Njana, 13 ans, vit au gîte. © Marie-Charlotte Noulens

« On accueille des enfants beaucoup plus jeunes qu’avant. La rue devient de plus en plus jeune. La pauvreté est devenue trop forte donc les parents n’ont plus le choix que de faire travailler leurs enfants », explique le père Ephrem, «je me souviens d’une maman qui est venue demander à récupérer sa fille pour qu’elle fasse la manche car elle ne pouvait plus payer le loyer. C’est très dur pour nous de dire non.» Le centre a donc mis en place un service d’accompagnement des familles pour se prémunir de ce genre de situation. «Ça tranquillise l’enfant de savoir que ses parents sont soutenus.» Tout comme Ronaldo, 13 ans, accueilli dans le gîte qu’il quitte parfois pour y revenir ensuite : «Je suis parti car ma grand-mère me manquait. Mon père nous a abandonné mes frères et moi lorsqu’il s’est remarié au décès de ma mère. J’ai connu le centre par le bouche à oreille.
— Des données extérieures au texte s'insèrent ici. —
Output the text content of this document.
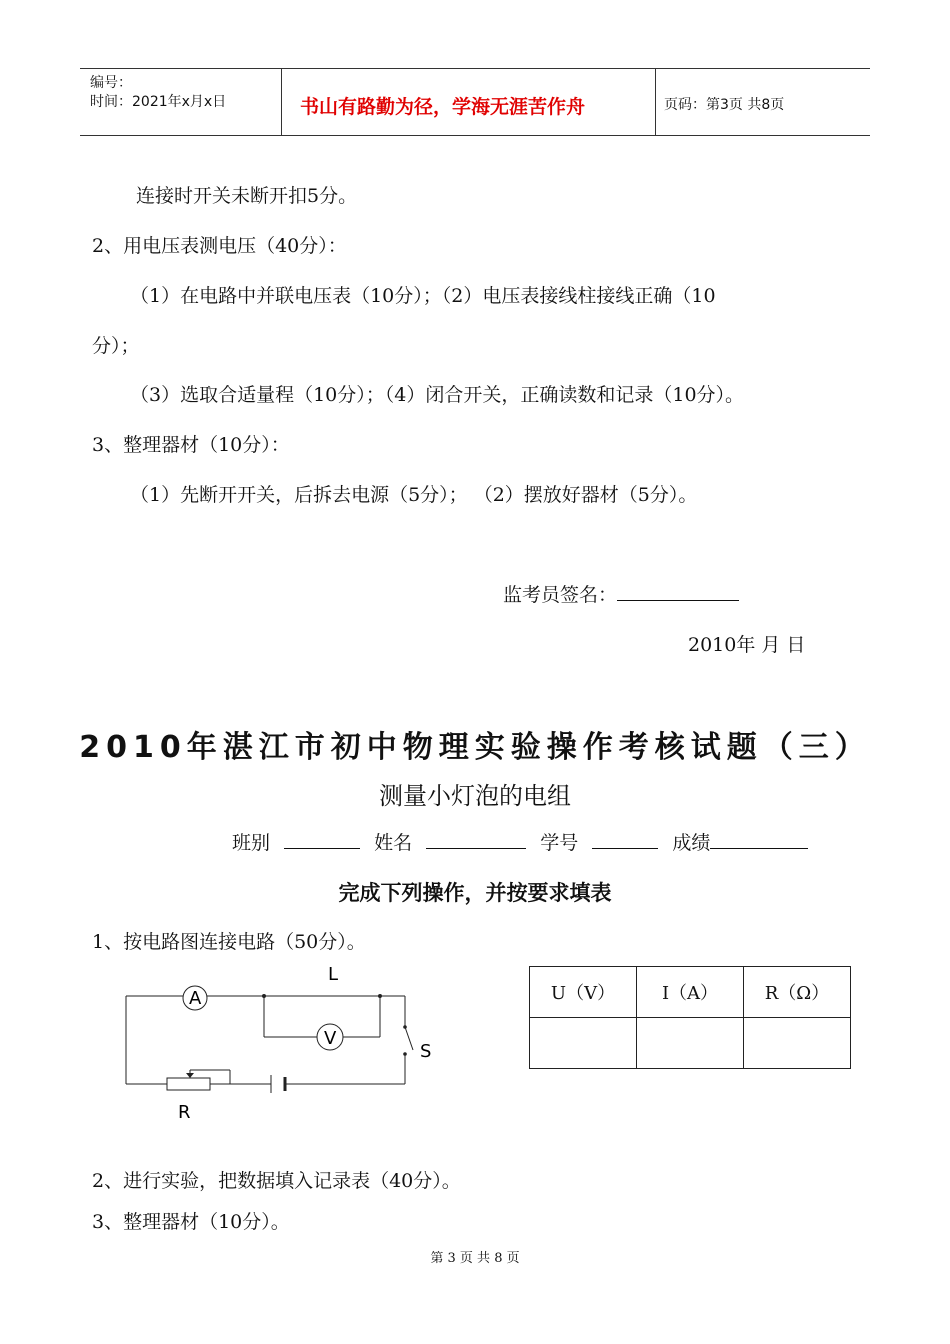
编号：
时间：2021年x月x日	书山有路勤为径，学海无涯苦作舟	页码：第3页 共8页
连接时开关未断开扣5分。
2、用电压表测电压（40分）：
（1）在电路中并联电压表（10分）；（2）电压表接线柱接线正确（10
分）；
（3）选取合适量程（10分）；（4）闭合开关，正确读数和记录（10分）。
3、整理器材（10分）：
（1）先断开开关，后拆去电源（5分）； （2）摆放好器材（5分）。
监考员签名：
2010年 月 日
2010年湛江市初中物理实验操作考核试题（三）
测量小灯泡的电组
班别	姓名	学号	成绩
完成下列操作，并按要求填表
1、按电路图连接电路（50分）。
A
V
L
S
R
U（V）	I（A）	R（Ω）

2、进行实验，把数据填入记录表（40分）。
3、整理器材（10分）。
第 3 页 共 8 页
Au départ, je suis venu simplement pour trouver un endroit où dormir. Aujourd’hui, je reste aussi car je peux aller à l’école. J’aime le chant, la poésie, le calcul et l’écriture !» L’adolescent ne fait pas son âge. De petite taille, seul son visage endurci par la vie de la rue sème le doute sur son âge. A Madagascar, un enfant de moins de 5 ans sur deux souffre d’un retard de croissance par rapport à son âge en raison de la malnutrition. «Avant la crise, nous prenions en charge 10 familles très vulnérables. Nous sommes à 110 familles !», souligne le directeur du centre. Les équipes leur apportent une aide administrative et un soutien moral.

Le regard du père Ephrem se tourne à présent vers le sud du pays qui subit une grave crise alimentaire. Avec le centre, il mène une réflexion pour aider les jeunes de la région à sortir de la pauvreté en apprenant un métier à Tana pour ensuite rentrer dans leur village et trouver un travail.